A better balance between cost and service can be achieved. We recommend the mandated reorganization of library districts across the state into 92 countywide systems, with the option to reorganize into multi-county districts when prudent. By reducing the number of districts, we can address current unserved and underserved areas and achieve additional economies of scale within administrative and purchasing expenditures.
This responsibility should be assigned to the county executive. In
The significant costs regarding technology are only a small part of what consolidation is really going to cost. The taxpayers in my district will expect to be paid for the building and its fixed assets which will include both the books and computers. Additional costs will be incurred when the Leasing Corporation for the library is dissolved and the bonds resold. Costs for this alone will be in the tens of thousands.

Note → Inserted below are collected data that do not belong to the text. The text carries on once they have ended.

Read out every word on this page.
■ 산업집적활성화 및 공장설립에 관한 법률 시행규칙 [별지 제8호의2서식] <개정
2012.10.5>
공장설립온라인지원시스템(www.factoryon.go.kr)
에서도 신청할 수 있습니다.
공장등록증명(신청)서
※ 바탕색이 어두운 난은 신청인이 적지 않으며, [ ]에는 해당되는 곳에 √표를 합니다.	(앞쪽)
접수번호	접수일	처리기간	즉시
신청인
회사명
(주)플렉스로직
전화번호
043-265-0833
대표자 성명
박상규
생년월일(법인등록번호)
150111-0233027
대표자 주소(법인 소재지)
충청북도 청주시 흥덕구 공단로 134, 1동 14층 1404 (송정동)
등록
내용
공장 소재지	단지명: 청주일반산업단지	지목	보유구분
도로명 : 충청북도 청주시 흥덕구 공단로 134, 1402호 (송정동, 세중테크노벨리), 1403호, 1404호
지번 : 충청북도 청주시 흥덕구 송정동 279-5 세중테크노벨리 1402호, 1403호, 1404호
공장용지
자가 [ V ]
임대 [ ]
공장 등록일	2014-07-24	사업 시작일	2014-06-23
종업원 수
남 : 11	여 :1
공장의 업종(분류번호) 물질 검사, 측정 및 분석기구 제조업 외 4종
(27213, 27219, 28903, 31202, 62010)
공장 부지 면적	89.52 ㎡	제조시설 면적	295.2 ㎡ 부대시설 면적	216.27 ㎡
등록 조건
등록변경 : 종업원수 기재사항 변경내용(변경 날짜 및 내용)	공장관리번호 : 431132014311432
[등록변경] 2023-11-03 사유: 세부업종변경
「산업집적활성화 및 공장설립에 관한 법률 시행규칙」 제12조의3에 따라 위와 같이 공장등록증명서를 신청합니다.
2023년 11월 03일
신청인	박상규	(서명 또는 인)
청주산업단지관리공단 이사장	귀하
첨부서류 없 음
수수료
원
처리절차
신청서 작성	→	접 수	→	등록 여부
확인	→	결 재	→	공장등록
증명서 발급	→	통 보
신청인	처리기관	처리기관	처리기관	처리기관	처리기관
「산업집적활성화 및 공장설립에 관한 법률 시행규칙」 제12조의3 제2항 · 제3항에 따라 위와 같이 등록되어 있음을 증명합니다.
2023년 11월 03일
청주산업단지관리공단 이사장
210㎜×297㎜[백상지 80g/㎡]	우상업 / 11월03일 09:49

There is also little mention of just when the payback could (if ever) begin...decades? Even in a recent article by the South Bend Tribune it was stated that consolidation could save money regarding ordering and processing, but not administrative costs.
I would much rather form a local cooperative purchasing group for materials and processing rather than consolidate, but even doing this I fear the savings would still be minimal.
Recommendation #19: Require that the budgets and bonds of library and all other special districts be approved by the fiscal body of the municipal or county government containing the greatest proportion of assessed value in the unit seeking approval.
Libraries and other special districts are independent local governments governed by ex-officio and appointed members, rather than by officials elected directly by the voters. Many, although not all, have the power to levy property taxes and issue debt. Taxpayers have indicated frustration with the gap in accountability created by such enormous fiscal powers in the hands of non-elected officials.
We believe that the most direct way to address taxpayer frustration is to create an external local approval process for the budgets and debt for these local governments. We recommend that the fiscal body of the county (in the case of unincorporated areas) or municipality containing the most assessed value within the unit boundaries approve all budgets and the issuance of all bonds with input from citizens and taxpayers. We note that our proposed solution is different in kind but not in principle from the powers designed for the county board of tax and capital projects review. We conclude that fiscal restraint may work best in the hands of existing city and county councils that already are known to the public.
I honestly thought this was part of the job by the DLGF?
Recommendation #20: Strengthen the current joint purchasing infrastructure for libraries.
As I have stated in previous posts, Libraries have the opportunity to really show both the State and other Municipalities how well we cooperate with each other and the EXTREME cost savings that can be realized. It's time we train them!!
We recommend that the Indiana State Library continue its work to review, update and expand statewide purchasing and service arrangements to improve the effectiveness and efficiency of library services across the state.